With Saussure, beyond Saussure. Between linguistics and philosophy of language, ed. by Marina De Palo, Stefano Gensini. Münster, Nodus Publikationen, 2022, 170 p., ISBN 978-3-89323-027-3, € 43
Notice de l’Éditeur
Préface et table des matières
The centenary of the publication of CLG, which was celebrated in 2016, represented an important occasion for reviewing the dispersion and the influence of Saussurean thought in twentieth-century European linguistics and philosophy. Many scientific events in Geneva, Paris and Rome celebrated this anniversary, once again concentrating critical and theoretical reflection on this work which changed the orientation, not only of modern linguistics in the 1900s, but also of the whole gamut of human sciences, becoming the point of reference for struc-turalism and post-structuralism.
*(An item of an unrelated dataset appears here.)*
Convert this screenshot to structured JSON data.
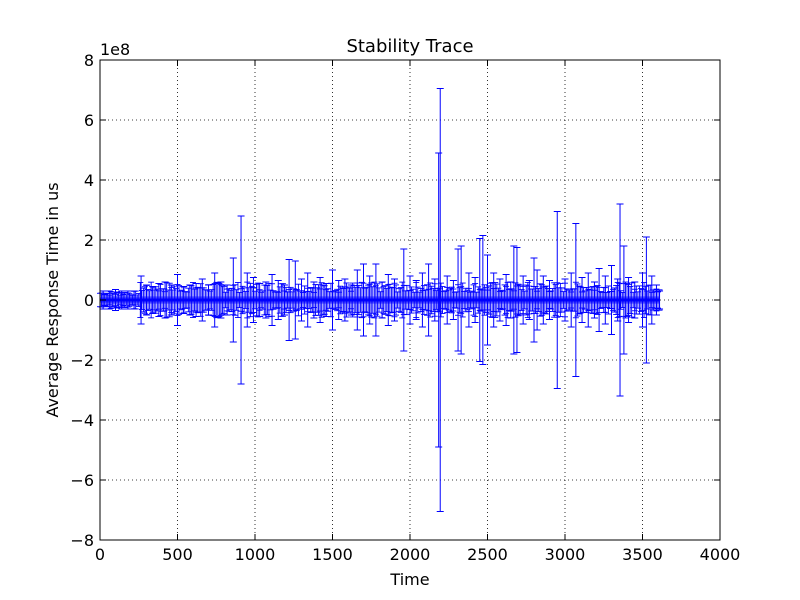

The Laboratory of the History of Linguistic Ideas of the Department of Philosophy in the Sapienza University of Rome (Labsil) also contributed to organising a convention in Rome, in June of 2016, on the Roman school and Saussure’s reception (see Marina De Palo, Stefano Gensini (eds.), Saussure e la Scuola linguistica romana. Da Antonino Pagliaro a Tullio De Mauro. Roma: Carocci 2018) following dialogue between the Roman school and the Genevan school — two schools which, through the inter-pretative and philological work of Gödel and Engler on the Genevan side, and De Mauro on the Roman side, explored the complex and uncertain relationship which the CLG has with its handwritten sources. The present volume, setting out from the revival of the debate surrounding the Cours de linguistique générale (1916, 19222), intends to offer reconsideration and rereadings of certain fundamental points in the light of the results of recent studies and of the knowledge acquired from the plurality of linguistic-philosophical traditions within which this work was received in the 1900s […].
In this varied tableau of essays, interwoven with a dynamic Humboldtian conception of language, the reader will glimpse throughout the golden thread of the speaking subject — a question often placed in the background of traditional structuralist approaches and revived in the present-day debate, above all in the field of the cognitive sciences.